As with all Druid nodes, coordinator nodes maintain a Zookeeper connection for current cluster information. Coordinator nodes also maintain a connection to a MySQL database that contains additional operational parameters and configurations, including a rule table that governs how segments are created, destroyed, and replicated in the cluster.
Coordinator nodes undergo a leader-election process that determines a single node that runs the coordinator functionality. The remaining coordinator nodes act as redundant backups.
Druid has a couple of external dependencies for cluster operations.
Zookeeper: Druid relies on Zookeeper for intra-cluster communication.
Metadata storage: Druid relies on a metadata storage to store metadata about segments and configuration. MySQL and PostgreSQL are popular metadata stores for production.
Deep storage: Deep storage acts as a permanent backup of segments.

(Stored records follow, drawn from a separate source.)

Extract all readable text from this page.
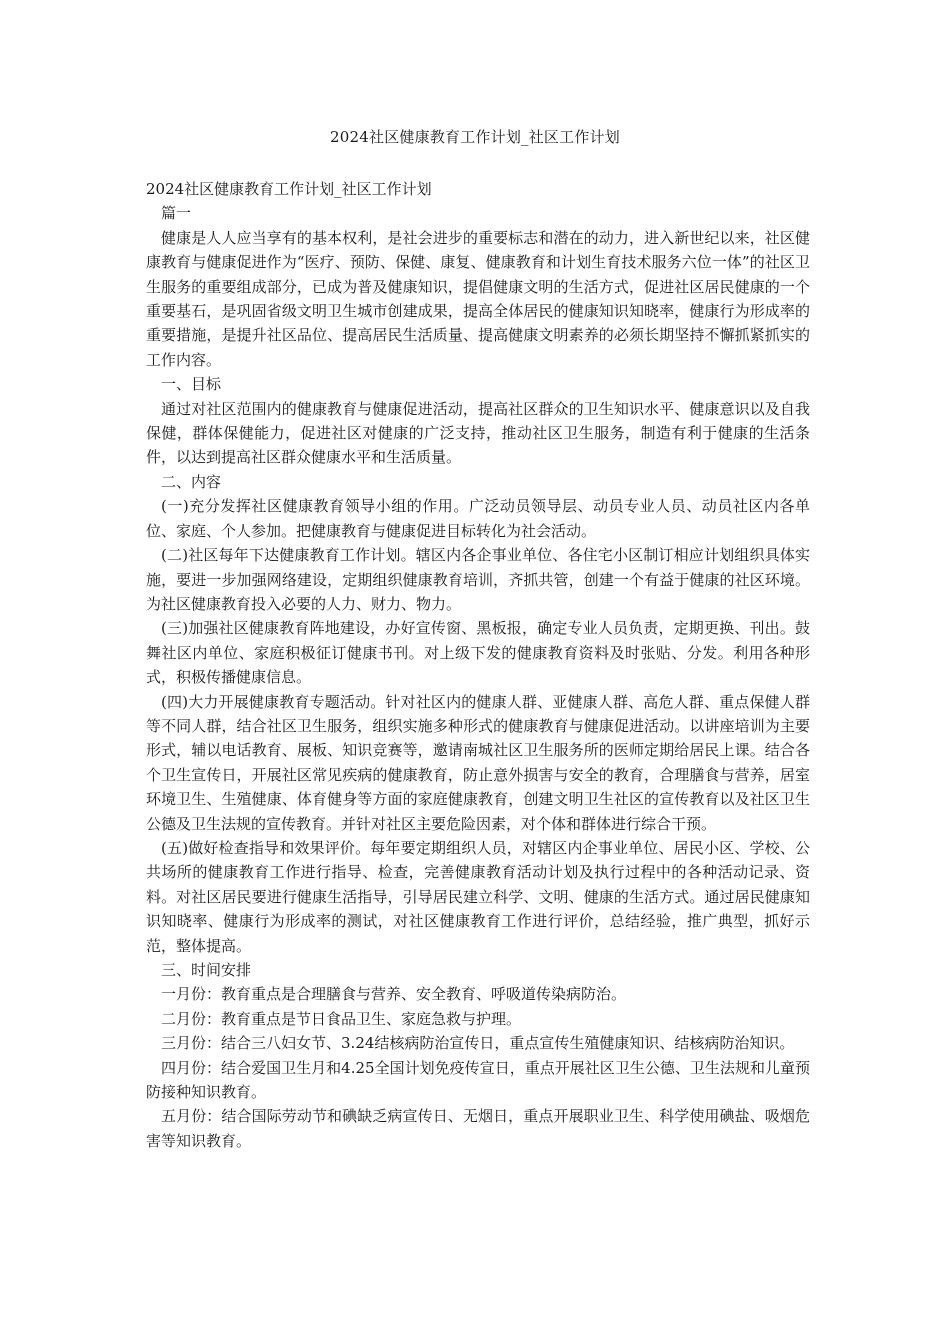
2024社区健康教育工作计划_社区工作计划

2024社区健康教育工作计划_社区工作计划

篇一

健康是人人应当享有的基本权利，是社会进步的重要标志和潜在的动力，进入新世纪以来，社区健康教育与健康促进作为“医疗、预防、保健、康复、健康教育和计划生育技术服务六位一体”的社区卫生服务的重要组成部分，已成为普及健康知识，提倡健康文明的生活方式，促进社区居民健康的一个重要基石，是巩固省级文明卫生城市创建成果，提高全体居民的健康知识知晓率，健康行为形成率的重要措施，是提升社区品位、提高居民生活质量、提高健康文明素养的必须长期坚持不懈抓紧抓实的工作内容。

一、目标

通过对社区范围内的健康教育与健康促进活动，提高社区群众的卫生知识水平、健康意识以及自我保健，群体保健能力，促进社区对健康的广泛支持，推动社区卫生服务，制造有利于健康的生活条件，以达到提高社区群众健康水平和生活质量。

二、内容

(一)充分发挥社区健康教育领导小组的作用。广泛动员领导层、动员专业人员、动员社区内各单位、家庭、个人参加。把健康教育与健康促进目标转化为社会活动。

(二)社区每年下达健康教育工作计划。辖区内各企事业单位、各住宅小区制订相应计划组织具体实施，要进一步加强网络建设，定期组织健康教育培训，齐抓共管，创建一个有益于健康的社区环境。为社区健康教育投入必要的人力、财力、物力。

(三)加强社区健康教育阵地建设，办好宣传窗、黑板报，确定专业人员负责，定期更换、刊出。鼓舞社区内单位、家庭积极征订健康书刊。对上级下发的健康教育资料及时张贴、分发。利用各种形式，积极传播健康信息。

(四)大力开展健康教育专题活动。针对社区内的健康人群、亚健康人群、高危人群、重点保健人群等不同人群，结合社区卫生服务，组织实施多种形式的健康教育与健康促进活动。以讲座培训为主要形式，辅以电话教育、展板、知识竞赛等，邀请南城社区卫生服务所的医师定期给居民上课。结合各个卫生宣传日，开展社区常见疾病的健康教育，防止意外损害与安全的教育，合理膳食与营养，居室环境卫生、生殖健康、体育健身等方面的家庭健康教育，创建文明卫生社区的宣传教育以及社区卫生公德及卫生法规的宣传教育。并针对社区主要危险因素，对个体和群体进行综合干预。

(五)做好检查指导和效果评价。每年要定期组织人员，对辖区内企事业单位、居民小区、学校、公共场所的健康教育工作进行指导、检查，完善健康教育活动计划及执行过程中的各种活动记录、资料。对社区居民要进行健康生活指导，引导居民建立科学、文明、健康的生活方式。通过居民健康知识知晓率、健康行为形成率的测试，对社区健康教育工作进行评价，总结经验，推广典型，抓好示范，整体提高。

三、时间安排

一月份：教育重点是合理膳食与营养、安全教育、呼吸道传染病防治。

二月份：教育重点是节日食品卫生、家庭急救与护理。

三月份：结合三八妇女节、3.24结核病防治宣传日，重点宣传生殖健康知识、结核病防治知识。

四月份：结合爱国卫生月和4.25全国计划免疫传宣日，重点开展社区卫生公德、卫生法规和儿童预防接种知识教育。

五月份：结合国际劳动节和碘缺乏病宣传日、无烟日，重点开展职业卫生、科学使用碘盐、吸烟危害等知识教育。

Services that create segments upload segments to deep storage and historical nodes download segments from deep storage. S3 and HDFS are popular deep storages.
High availability characteristics¶
Druid is designed to have no single point of failure. The different node types operate fairly independent of each other and there is minimal interaction among them. Hence, intra-cluster communication failures have minimal impact on data availability. To run a highly available Druid cluster, you should have at least two nodes of every node type running.
Druid features a modular, extensible platform that allows various external modules to be added to its basic architecture. An example of how Druid’s architecture can be extended with modules is shown below:
Metatron, an end-to-end business intelligence solution to be introduced in this paper, was also built by adding various modules to the Druid engine.